Plaintiff raises, but does not argue, the point that the trial court erred in holding the City had the power to determine conditions and charges for furnishing services to the plaintiff in contravention of a written agreement between it and the City. The Cities and Villages Act clearly grants a city the power to charge a connection fee against new or additional users of its extended sewer system. (Ill. Rev. Stat. 1971, ch. 24, par. 11 — 150—1.) Moreover, the record indicates that there was no written agreement *904between parties, and that the oral agreement between them related to the earlier ordinance which was subsequently ruled, in part, invalid. We therefore find this contention to be without merit.

Plaintiff asserts that the amended ordinance is unconstitutional in that it unreasonably discriminates between residents and nonresidents by charging only nonresidents a tap-in fee for connecting into the sewer system. Plaintiff argues that the City must, on the same financial terms, render services to residents and nonresidents alike. While the City admits that residents are charged no tap-in fee, it argues that the fee levied against nonresidents is not discriminatory because the funds thus collected are used, along with other revenue sources, to amortize the revenue bonds which permitted the sewer system to be expanded beyond its corporate limits.

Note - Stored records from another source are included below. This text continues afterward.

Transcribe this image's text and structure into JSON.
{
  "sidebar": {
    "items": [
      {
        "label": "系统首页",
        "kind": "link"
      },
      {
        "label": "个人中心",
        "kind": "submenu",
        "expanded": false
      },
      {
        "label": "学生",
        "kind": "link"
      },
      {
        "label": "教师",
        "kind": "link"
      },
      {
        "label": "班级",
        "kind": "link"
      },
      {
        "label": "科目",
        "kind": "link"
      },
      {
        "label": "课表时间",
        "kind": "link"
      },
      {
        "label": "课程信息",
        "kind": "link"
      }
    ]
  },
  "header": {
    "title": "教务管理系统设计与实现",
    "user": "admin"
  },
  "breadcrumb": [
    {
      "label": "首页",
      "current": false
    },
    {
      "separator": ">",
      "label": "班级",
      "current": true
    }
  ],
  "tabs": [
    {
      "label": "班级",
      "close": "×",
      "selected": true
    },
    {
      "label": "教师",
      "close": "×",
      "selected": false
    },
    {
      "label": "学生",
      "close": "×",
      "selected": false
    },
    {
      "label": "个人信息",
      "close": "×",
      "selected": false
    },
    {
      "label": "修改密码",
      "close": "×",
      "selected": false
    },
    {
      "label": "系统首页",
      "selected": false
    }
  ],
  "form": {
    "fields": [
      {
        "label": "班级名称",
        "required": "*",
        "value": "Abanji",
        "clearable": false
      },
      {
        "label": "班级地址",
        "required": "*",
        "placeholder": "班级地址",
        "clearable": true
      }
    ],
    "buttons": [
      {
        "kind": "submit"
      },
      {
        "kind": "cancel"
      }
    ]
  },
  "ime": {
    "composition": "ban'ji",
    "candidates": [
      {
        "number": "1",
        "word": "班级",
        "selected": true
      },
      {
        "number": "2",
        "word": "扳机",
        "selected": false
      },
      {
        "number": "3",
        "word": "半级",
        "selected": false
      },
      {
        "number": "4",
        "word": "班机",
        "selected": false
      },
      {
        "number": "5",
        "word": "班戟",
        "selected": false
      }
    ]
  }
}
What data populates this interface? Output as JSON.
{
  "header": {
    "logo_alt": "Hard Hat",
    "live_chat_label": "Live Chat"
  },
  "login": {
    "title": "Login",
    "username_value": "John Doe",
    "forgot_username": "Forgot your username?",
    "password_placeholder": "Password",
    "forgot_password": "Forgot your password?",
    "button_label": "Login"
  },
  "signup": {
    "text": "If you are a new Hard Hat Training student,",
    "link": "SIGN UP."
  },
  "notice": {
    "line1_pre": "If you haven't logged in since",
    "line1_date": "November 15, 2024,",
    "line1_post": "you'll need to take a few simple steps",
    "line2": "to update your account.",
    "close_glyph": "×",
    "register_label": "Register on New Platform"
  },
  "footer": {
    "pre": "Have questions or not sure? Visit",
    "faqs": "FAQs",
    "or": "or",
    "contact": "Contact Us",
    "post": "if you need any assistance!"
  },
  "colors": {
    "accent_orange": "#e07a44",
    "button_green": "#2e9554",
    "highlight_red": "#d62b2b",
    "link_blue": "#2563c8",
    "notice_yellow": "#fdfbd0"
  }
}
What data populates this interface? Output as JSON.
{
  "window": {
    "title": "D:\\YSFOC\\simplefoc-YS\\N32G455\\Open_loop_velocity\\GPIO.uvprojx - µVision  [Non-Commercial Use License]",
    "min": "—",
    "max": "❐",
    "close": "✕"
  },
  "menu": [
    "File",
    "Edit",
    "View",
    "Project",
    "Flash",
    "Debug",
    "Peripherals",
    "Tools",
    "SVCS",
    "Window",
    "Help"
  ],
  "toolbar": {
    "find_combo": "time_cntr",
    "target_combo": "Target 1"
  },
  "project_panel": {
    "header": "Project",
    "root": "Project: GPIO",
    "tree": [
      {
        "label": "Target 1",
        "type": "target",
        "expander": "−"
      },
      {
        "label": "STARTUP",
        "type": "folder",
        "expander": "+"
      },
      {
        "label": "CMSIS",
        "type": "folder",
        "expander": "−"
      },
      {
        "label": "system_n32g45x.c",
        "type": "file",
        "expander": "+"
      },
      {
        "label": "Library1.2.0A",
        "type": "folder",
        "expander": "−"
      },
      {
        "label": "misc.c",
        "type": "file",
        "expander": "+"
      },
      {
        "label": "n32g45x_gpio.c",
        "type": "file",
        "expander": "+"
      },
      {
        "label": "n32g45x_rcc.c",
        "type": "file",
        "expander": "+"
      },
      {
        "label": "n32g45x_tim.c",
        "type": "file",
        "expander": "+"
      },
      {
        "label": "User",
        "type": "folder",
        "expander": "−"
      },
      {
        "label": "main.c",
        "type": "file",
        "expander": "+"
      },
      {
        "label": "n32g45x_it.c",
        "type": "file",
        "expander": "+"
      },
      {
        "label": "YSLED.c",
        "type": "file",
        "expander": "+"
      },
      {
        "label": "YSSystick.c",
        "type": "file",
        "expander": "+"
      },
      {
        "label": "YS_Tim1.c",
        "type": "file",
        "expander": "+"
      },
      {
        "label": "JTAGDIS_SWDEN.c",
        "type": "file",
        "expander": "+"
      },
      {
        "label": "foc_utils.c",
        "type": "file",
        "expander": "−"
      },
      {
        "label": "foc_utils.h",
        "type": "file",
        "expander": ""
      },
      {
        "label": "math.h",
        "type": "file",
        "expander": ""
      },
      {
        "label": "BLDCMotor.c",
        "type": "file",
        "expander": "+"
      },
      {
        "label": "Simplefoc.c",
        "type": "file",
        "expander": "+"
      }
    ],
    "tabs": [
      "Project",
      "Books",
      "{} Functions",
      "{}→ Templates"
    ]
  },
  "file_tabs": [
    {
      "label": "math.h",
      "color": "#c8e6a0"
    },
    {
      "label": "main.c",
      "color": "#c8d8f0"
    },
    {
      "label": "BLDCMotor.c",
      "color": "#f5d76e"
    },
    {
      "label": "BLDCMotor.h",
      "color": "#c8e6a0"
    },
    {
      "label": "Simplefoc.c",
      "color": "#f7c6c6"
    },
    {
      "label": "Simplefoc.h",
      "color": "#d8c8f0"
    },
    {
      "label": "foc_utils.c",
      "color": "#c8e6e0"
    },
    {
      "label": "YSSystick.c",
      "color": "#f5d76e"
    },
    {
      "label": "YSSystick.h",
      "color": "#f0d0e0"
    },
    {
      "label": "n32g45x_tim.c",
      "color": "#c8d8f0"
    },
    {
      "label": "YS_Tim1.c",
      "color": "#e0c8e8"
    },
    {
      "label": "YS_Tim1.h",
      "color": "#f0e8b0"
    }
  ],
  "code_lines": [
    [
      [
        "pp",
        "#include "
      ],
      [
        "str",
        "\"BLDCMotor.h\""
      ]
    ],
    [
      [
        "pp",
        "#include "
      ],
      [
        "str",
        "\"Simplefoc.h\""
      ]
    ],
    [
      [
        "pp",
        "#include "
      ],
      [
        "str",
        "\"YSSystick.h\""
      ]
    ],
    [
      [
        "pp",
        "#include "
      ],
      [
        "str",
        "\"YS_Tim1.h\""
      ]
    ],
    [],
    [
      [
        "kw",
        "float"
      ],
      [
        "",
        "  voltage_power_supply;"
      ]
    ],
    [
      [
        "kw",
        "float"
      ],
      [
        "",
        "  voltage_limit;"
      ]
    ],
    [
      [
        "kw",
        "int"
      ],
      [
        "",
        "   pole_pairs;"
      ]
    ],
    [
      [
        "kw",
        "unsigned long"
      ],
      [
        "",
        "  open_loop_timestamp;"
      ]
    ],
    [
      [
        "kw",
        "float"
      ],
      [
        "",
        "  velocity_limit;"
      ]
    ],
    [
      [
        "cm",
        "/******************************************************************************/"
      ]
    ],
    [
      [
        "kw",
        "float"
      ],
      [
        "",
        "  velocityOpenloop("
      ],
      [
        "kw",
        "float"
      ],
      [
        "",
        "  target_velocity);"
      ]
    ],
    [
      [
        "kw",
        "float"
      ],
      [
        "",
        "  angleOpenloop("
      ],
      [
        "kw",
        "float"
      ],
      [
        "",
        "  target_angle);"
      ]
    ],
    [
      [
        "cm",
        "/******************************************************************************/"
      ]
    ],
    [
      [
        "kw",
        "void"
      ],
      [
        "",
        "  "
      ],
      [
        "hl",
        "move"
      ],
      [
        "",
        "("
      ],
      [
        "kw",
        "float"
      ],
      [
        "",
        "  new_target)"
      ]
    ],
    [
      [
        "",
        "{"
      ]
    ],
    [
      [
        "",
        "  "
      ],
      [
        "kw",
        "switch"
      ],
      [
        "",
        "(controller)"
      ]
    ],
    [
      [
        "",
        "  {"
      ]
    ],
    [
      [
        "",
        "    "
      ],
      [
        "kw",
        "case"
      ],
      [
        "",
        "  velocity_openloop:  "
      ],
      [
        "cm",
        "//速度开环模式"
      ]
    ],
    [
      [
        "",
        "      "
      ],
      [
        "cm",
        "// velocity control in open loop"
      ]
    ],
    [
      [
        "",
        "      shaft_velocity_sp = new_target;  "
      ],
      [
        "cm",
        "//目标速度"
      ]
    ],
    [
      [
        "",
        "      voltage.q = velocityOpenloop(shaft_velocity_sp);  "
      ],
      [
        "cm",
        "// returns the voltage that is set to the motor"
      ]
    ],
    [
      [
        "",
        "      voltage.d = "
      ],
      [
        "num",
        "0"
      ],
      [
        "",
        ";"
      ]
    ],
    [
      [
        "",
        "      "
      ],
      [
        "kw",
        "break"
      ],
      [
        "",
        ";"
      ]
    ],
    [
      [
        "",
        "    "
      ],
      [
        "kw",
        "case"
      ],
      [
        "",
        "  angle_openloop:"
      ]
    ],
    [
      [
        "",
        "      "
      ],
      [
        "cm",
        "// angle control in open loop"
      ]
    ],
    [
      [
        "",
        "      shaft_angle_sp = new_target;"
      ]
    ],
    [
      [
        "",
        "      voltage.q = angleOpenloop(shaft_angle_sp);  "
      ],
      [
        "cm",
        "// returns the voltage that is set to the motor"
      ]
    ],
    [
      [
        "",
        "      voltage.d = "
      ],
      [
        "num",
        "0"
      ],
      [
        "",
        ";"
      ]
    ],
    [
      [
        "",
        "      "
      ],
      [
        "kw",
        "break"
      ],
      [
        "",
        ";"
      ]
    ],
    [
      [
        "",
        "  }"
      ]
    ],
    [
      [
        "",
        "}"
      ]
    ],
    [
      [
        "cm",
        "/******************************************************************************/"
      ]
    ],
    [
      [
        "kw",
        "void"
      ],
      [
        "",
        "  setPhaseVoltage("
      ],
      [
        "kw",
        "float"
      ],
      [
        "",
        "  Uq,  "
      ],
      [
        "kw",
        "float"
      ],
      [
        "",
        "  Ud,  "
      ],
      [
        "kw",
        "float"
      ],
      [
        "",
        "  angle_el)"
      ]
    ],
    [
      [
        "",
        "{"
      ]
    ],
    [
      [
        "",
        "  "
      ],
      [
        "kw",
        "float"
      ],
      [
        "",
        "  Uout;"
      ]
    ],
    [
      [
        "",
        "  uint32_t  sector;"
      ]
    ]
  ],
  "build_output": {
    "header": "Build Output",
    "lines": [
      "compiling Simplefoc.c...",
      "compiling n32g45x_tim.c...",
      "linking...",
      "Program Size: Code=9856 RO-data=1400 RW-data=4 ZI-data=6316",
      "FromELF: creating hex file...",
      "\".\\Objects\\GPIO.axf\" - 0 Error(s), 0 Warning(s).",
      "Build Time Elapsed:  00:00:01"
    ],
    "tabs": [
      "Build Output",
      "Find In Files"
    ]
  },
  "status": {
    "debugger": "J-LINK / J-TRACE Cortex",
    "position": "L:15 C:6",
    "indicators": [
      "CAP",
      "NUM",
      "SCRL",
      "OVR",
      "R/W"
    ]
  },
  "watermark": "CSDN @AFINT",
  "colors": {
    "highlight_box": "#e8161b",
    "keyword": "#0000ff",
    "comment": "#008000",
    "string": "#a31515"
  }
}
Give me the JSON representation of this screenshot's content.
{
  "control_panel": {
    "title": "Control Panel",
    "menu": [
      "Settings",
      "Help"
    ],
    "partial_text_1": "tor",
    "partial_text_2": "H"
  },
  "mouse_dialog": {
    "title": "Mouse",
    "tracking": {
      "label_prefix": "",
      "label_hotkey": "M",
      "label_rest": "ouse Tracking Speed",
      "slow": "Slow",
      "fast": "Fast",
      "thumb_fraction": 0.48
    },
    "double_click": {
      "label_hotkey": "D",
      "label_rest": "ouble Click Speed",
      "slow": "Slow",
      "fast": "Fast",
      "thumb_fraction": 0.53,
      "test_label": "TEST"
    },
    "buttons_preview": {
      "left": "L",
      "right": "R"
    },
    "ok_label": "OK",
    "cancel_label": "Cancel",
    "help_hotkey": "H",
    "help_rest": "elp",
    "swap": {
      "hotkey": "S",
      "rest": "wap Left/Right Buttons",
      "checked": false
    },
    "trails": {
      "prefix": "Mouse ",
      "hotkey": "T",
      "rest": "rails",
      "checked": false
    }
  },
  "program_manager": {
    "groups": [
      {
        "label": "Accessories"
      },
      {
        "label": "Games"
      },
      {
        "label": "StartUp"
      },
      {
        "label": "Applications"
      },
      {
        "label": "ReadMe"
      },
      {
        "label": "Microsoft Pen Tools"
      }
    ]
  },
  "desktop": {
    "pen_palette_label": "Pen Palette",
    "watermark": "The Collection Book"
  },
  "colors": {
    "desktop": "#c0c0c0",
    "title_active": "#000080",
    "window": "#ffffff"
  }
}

It is not unconstitutional to charge nonresidents a fee for purposes of defraying the costs encountered in extending the sewer system which primarily benefits them. (See Spalding v. City of Granite City (1953), 415 Ill. 274, 281.) In Spalding, the city had extended its sewer system into a part of the city which had no existing sewer system. The court noted that the extended system would serve only the property, located in that part of the city; that property owners in the other parts of the city should not pay for a sewer extension which benefited only the residents of a certain area; and that it was proper that the burden of the extension should be borne by the property owners in that area who elect to have the benefit of the use of the existing sewer for which they paid nothing in taxes. The court held it was a reasonable classification to require the residents of the area to pay the cost of constructing the sewer system by which the sewage would be carried from their locality. Absent any showing of disparity between the fees charged nonresidents similarly situated, we conclude the City’s ordinance is constitutional.

Accordingly, the judgment of the circuit court is affirmed.

Judgment affirmed.

RECHENMACHER and DIXON, JJ., concur.